AUDIENCE QUESTION: The enduring beauty of CASABLANCA has forever changed my view of film. Have you compared the richness of the work on the big screen with that on the video recorder? It is stunning to see Bogart & Bergman full screen....
JULIUS EPSTEIN: I see very few pictures on the small screen...the full appreciation for a film has to take place on the big screen

"Howard Koch, Julius Epstein, Frank Miller Interview" May, 1995

 

also seen on the big screen


Comments: big screen qotd

It's a nice idea and I don't disagree with it, but it does presuppose that 1) the film is available to be seen on the big screen in the first place and 2) the available print is of adequate quality to be appreciated. Frankly I'll take my nice, clean, sharp-looking and legibly-subtitled DVD of Ugetsu monogatari over the worn out, hard to read, apparently 16mm print of the film I saw on the big screen at Cinematheque last year.
Posted by James Russell at January 15, 2006 10:13 PM

I can see your point re sharpness of DVD - funny this isn't so sharp but it's BIG.
And even within the grab bag of hired flicks, it's easy to see which *needs* the big screen, and Casablanca was one of them. Like that audience member I was quite stunned. Hadn't seen the film for years but gets better. One of my top 10.14159265 now, fwiw.
Chaplin and Keaton have been great too.
Posted by boynton at January 15, 2006 10:39 PM

Oh yeah, obviously some films absolutely require a cinema-sized screen for full effect, not to mention an audience. I love Keaton, but he goes down even better in a cinema with other people. And I think I shall always be glad I first saw "Bridge on the River Kwai" at the cinema rather than on TV.
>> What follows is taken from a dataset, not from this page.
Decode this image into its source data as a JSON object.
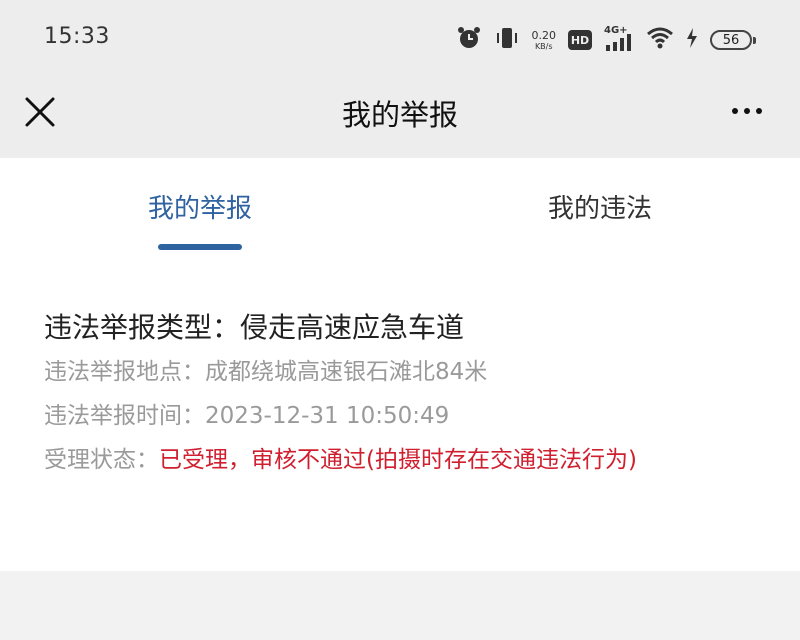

Going purely on my own experience, I generally find I prefer films *without* large clumps of people around me. I suspect part of this comes from when I was studying film at university and was surrounded by people whose automatic response to films was to laugh at them at the least appropriate points, but part of it probably also stems from the fact that the biggest majority of the films I see (and have seen) are on the small screen by myself at home. I don't really do films as a social event (except for Mu-Meson Archives).

I must say that, having invested in a widescreen TV for Xmas, I can completely understand what they say about people not going to the cinema any more if they've got a perfectly good home theatre set-up. I don't even have that big a set (76cm), and I don't have surround sound, but I know totally what they mean. If I didn't have Celluloid Dreams to force me to keep in touch with new films at the cinema, I could probably quite comfortably live off DVD rentals.

As for "Casablanca", I should probably be embarrassed to admit I never saw it until last year. It was probably the biggest gap in my classic Hollywood knowledge. Luckily it was worth the wait.
Posted by James Russell at January 16, 2006 12:12 AM

I almost never (2 or 3 times a year) watch a film at home. I don't enjoy it. Cinema is the place for watching films.

I don't think there are many films coming out at all that can be appreciated the same on a small screen.

I suppose if you've spent thousands of $$ on a 'home theatre' then it's different.
Posted by wbb at January 16, 2006 04:16 PM

Would concur about the audience factor.
Some films definitely need it.
Have to say though - sometimes the concentration factor intensifies in this privileged mode of viewing.
Luckily we forked out zero - the projector is borrowed, the magnificent isolation is temporary.

Think I will avoid watching films on Tv now though.